Claims about distributions of time series are often unproven assertions instead of substantiated conclusions for lack of hypotheses testing tools. In this work, Kolmogorov–Smirnov type simultaneous confidence bands (SCBs) are constructed based on simple random samples (SRSs) drawn from realizations of time series, together with smooth SCBs using kernel distribution estimator (KDE) instead of empirical cumulative distribution function of the SRS. All SCBs are shown to enjoy the same limiting distribution as the standard Kolmogorov–Smirnov for i.i.d. sample, which is validated in simulation experiments on various time series.
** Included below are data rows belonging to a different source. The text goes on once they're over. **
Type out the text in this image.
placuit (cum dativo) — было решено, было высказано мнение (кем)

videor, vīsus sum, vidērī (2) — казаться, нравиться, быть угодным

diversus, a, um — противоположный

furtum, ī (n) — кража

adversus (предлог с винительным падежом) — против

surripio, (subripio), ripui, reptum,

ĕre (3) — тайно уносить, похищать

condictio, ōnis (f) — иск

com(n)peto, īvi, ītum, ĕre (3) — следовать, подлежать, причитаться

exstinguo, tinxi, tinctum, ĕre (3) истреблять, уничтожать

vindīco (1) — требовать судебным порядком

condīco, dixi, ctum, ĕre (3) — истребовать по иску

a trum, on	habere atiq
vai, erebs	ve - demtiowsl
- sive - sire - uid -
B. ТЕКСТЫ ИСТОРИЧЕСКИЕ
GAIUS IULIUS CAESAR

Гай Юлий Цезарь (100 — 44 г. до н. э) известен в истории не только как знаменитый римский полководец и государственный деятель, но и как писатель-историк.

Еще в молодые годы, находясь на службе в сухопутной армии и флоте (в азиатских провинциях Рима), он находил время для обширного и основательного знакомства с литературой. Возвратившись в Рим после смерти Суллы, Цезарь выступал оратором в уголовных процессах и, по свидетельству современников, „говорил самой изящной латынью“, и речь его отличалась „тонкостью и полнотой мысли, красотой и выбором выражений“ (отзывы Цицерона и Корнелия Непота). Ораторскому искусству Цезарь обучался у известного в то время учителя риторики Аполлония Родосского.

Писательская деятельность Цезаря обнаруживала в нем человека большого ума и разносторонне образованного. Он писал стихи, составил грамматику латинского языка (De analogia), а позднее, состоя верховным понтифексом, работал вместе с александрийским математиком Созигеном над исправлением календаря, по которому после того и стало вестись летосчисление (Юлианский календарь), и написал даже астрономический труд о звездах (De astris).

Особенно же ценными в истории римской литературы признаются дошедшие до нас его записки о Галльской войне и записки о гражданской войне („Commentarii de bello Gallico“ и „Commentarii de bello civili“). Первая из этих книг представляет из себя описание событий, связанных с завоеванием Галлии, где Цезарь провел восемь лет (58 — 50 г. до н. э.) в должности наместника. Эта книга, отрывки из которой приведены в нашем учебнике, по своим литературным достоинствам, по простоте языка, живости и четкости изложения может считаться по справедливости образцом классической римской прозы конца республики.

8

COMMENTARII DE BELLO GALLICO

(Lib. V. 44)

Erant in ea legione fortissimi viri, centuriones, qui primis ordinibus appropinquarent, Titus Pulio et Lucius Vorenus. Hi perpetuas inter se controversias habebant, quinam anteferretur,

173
Computing these SCBs for the standardized S&P 500 daily returns data leads to some rather unexpected findings, i.e., student’s t-distributions with degrees of freedom no less than 3 and the normal distribution are all acceptable versions of the standardized daily returns series’ distribution, with proper rescaling. These findings present challenges to the long held belief that daily financial returns distribution is fat-tailed and leptokurtic.

由于缺乏假设测试工具，关于时间序列分布的声明通常是未经证实的断言，而不是经过证实的结论。在这项工作中，Kolmogorov-Smirnov 型同时置信带 (SCB) 是基于从时间序列的实现中抽取的简单随机样本 (SRS) 以及使用核分布估计器 (KDE) 而不是经验累积分布函数的平滑 SCB 构建的。 SRS。所有 SCB 都显示出与 iid 样本的标准 Kolmogorov-Smirnov 相同的极限分布，这在各种时间序列的模拟实验中得到了验证。为标准化的标准普尔 500 指数每日回报数据计算这些 SCB 会导致一些相当意外的发现，即学生的t- 自由度不小于 3 的分布和正态分布都是标准化每日收益序列分布的可接受版本，并进行了适当的重新缩放。这些发现对长期以来认为每日财务回报分布是肥尾和瘦高的观点提出了挑战。